Vacation rental PMS unifies guest communication and reopens its partner API, then goes quiet for four months.
Uplisting is a short-term rental property management platform with deep Airbnb integration. Late 2025 and early 2026 ran three coordinated tracks: a unified guest inbox spanning OTA, SMS, and email; financial reporting overhauls (Client Statements 2.0 in November after the June revamp); and Airbnb-specific automation (alterations, New Listing Promotion, Gap Night Settings). The mobile app was fully rebuilt in January.
The unified-inbox theme is the strongest signal — SMS in August, email in October, the rebuilt mobile app picking it up in January. The Custom Booking Attributes release in November ('first major Public API improvement in years') suggests Uplisting is reopening the partner integration surface. There has been no public release since January 13 — four months of silence is the most notable trajectory feature right now.

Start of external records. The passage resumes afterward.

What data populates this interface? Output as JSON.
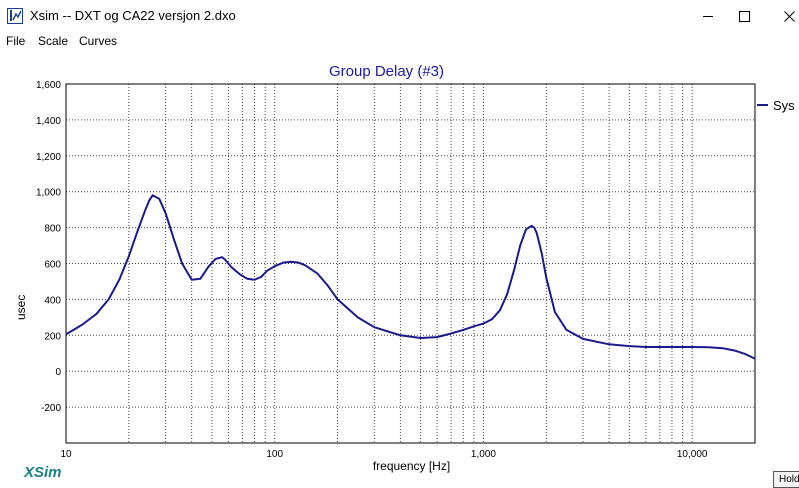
{
  "window": {
    "title": "Xsim -- DXT og CA22 versjon 2.dxo",
    "icon": "xsim-app-icon"
  },
  "menu": {
    "items": [
      "File",
      "Scale",
      "Curves"
    ]
  },
  "logo": "XSim",
  "hold_button": "Hold",
  "chart_data": {
    "type": "line",
    "title": "Group Delay (#3)",
    "xlabel": "frequency [Hz]",
    "ylabel": "usec",
    "xscale": "log",
    "xlim": [
      10,
      20000
    ],
    "ylim": [
      -400,
      1600
    ],
    "xticks": [
      10,
      100,
      1000,
      10000
    ],
    "xtick_labels": [
      "10",
      "100",
      "1,000",
      "10,000"
    ],
    "yticks": [
      -200,
      0,
      200,
      400,
      600,
      800,
      1000,
      1200,
      1400,
      1600
    ],
    "ytick_labels": [
      "-200",
      "0",
      "200",
      "400",
      "600",
      "800",
      "1,000",
      "1,200",
      "1,400",
      "1,600"
    ],
    "grid": "vertical dotted at decade multiples, horizontal dotted at each y tick",
    "legend_placement": "right",
    "series": [
      {
        "name": "Sys",
        "color": "#1a1a8c",
        "x": [
          10,
          12,
          14,
          16,
          18,
          20,
          22,
          24,
          25,
          26,
          28,
          30,
          33,
          36,
          40,
          44,
          48,
          52,
          56,
          58,
          62,
          68,
          74,
          80,
          86,
          92,
          100,
          110,
          120,
          130,
          140,
          160,
          180,
          200,
          250,
          300,
          400,
          500,
          600,
          700,
          800,
          900,
          1000,
          1100,
          1200,
          1300,
          1400,
          1500,
          1600,
          1700,
          1750,
          1800,
          1900,
          2000,
          2200,
          2500,
          3000,
          4000,
          5000,
          6000,
          8000,
          10000,
          12000,
          14000,
          16000,
          18000,
          20000
        ],
        "values": [
          205,
          260,
          320,
          400,
          510,
          640,
          780,
          900,
          950,
          980,
          960,
          880,
          730,
          600,
          510,
          515,
          580,
          625,
          635,
          620,
          580,
          540,
          515,
          510,
          525,
          560,
          585,
          605,
          610,
          605,
          590,
          545,
          475,
          400,
          300,
          245,
          200,
          185,
          190,
          210,
          230,
          250,
          265,
          290,
          340,
          430,
          560,
          700,
          790,
          810,
          800,
          770,
          660,
          520,
          330,
          230,
          180,
          150,
          140,
          135,
          135,
          135,
          133,
          128,
          115,
          95,
          70
        ]
      }
    ]
  }
}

Expect Uplisting's next release to cover either AI-assisted guest messaging on top of the unified inbox, the next wave of API endpoints for partners, or Vrbo-side equivalents of the deep Airbnb-integration features. The four-month gap may indicate a major release in preparation.
Shortcut redesigns its API for AI agents and pushes Korey beyond its own walls.

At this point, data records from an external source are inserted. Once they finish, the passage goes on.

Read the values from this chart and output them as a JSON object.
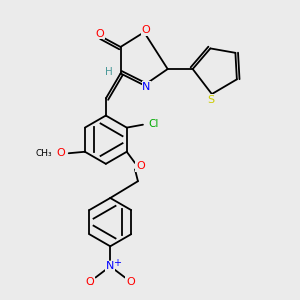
{
  "background_color": "#ebebeb",
  "atom_colors": {
    "O": "#FF0000",
    "N": "#0000FF",
    "S": "#CCCC00",
    "Cl": "#00AA00",
    "C": "#000000",
    "H": "#4a9999"
  },
  "figsize": [
    3.0,
    3.0
  ],
  "dpi": 100
}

Shortcut is making concrete bets on agent-based work. API v4 entered alpha on May 12 with explicit framing around expanded capabilities and 'agent compatibility' — a positioning shift, not just a version bump. Their in-house AI assistant Korey is expanding outward: right-click access in February, then a dedicated Chrome extension in April that runs on any webpage. Around the strategic work, smaller improvements (Teams on Roadmap, March's SLA Alerts) keep shipping, alongside feed-noise from brand-guide pages being scraped as if they were releases.

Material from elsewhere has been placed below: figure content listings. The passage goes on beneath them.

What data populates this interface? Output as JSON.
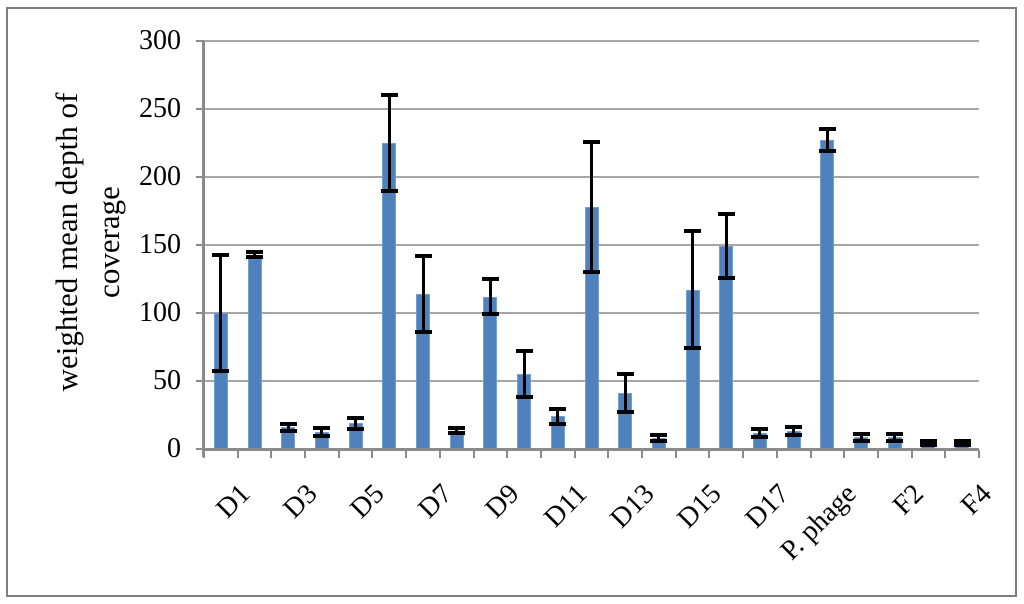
{
  "chart_data": {
    "type": "bar",
    "title": "",
    "ylabel_line1": "weighted mean depth of",
    "ylabel_line2": "coverage",
    "xlabel": "",
    "ylim": [
      0,
      300
    ],
    "yticks": [
      0,
      50,
      100,
      150,
      200,
      250,
      300
    ],
    "grid": true,
    "legend": "none",
    "colors": {
      "bar_fill": "#4f81bd",
      "bar_edge": "#74a0d0",
      "error_bar": "#000000",
      "gridline": "#a6a6a6",
      "axis": "#8a8a8a",
      "frame_border": "#7f7f7f",
      "background": "#ffffff"
    },
    "bars": [
      {
        "label": "D1",
        "value": 100,
        "error": 43
      },
      {
        "label": "",
        "value": 143,
        "error": 2
      },
      {
        "label": "D3",
        "value": 16,
        "error": 2.5
      },
      {
        "label": "",
        "value": 12.5,
        "error": 3
      },
      {
        "label": "D5",
        "value": 19,
        "error": 4
      },
      {
        "label": "",
        "value": 225,
        "error": 35
      },
      {
        "label": "D7",
        "value": 114,
        "error": 28
      },
      {
        "label": "",
        "value": 13.5,
        "error": 2
      },
      {
        "label": "D9",
        "value": 112,
        "error": 13
      },
      {
        "label": "",
        "value": 55,
        "error": 17
      },
      {
        "label": "D11",
        "value": 24,
        "error": 5.5
      },
      {
        "label": "",
        "value": 178,
        "error": 48
      },
      {
        "label": "D13",
        "value": 41,
        "error": 14
      },
      {
        "label": "",
        "value": 8,
        "error": 2
      },
      {
        "label": "D15",
        "value": 117,
        "error": 43
      },
      {
        "label": "",
        "value": 149,
        "error": 23.5
      },
      {
        "label": "D17",
        "value": 11.5,
        "error": 3
      },
      {
        "label": "",
        "value": 13,
        "error": 3
      },
      {
        "label": "P. phage",
        "value": 227,
        "error": 8
      },
      {
        "label": "",
        "value": 8.5,
        "error": 2.5
      },
      {
        "label": "F2",
        "value": 8.5,
        "error": 2.5
      },
      {
        "label": "",
        "value": 4.5,
        "error": 1.5
      },
      {
        "label": "F4",
        "value": 4.5,
        "error": 1.5
      }
    ]
  }
}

Shortcut is positioning itself as the project-management surface that AI agents naturally operate against, not just a PM tool with AI features bolted on. Korey is being pushed from in-app helper toward general-purpose web assistant; the API is being redesigned with external agent consumers in mind. That's a coherent strategic stance the bigger PM players — Jira, Linear, Asana — have not yet made as explicitly. Underlying release cadence stays steady, suggesting these are strategic plays, not panicked pivots.
Expect API v4 to surface MCP-style tooling endpoints and structured action surfaces aimed squarely at agent frameworks. Korey's Chrome extension is likely a stepping stone toward a 'Korey anywhere' positioning — deeper integrations with browser, email, and calendar are the natural next dominoes.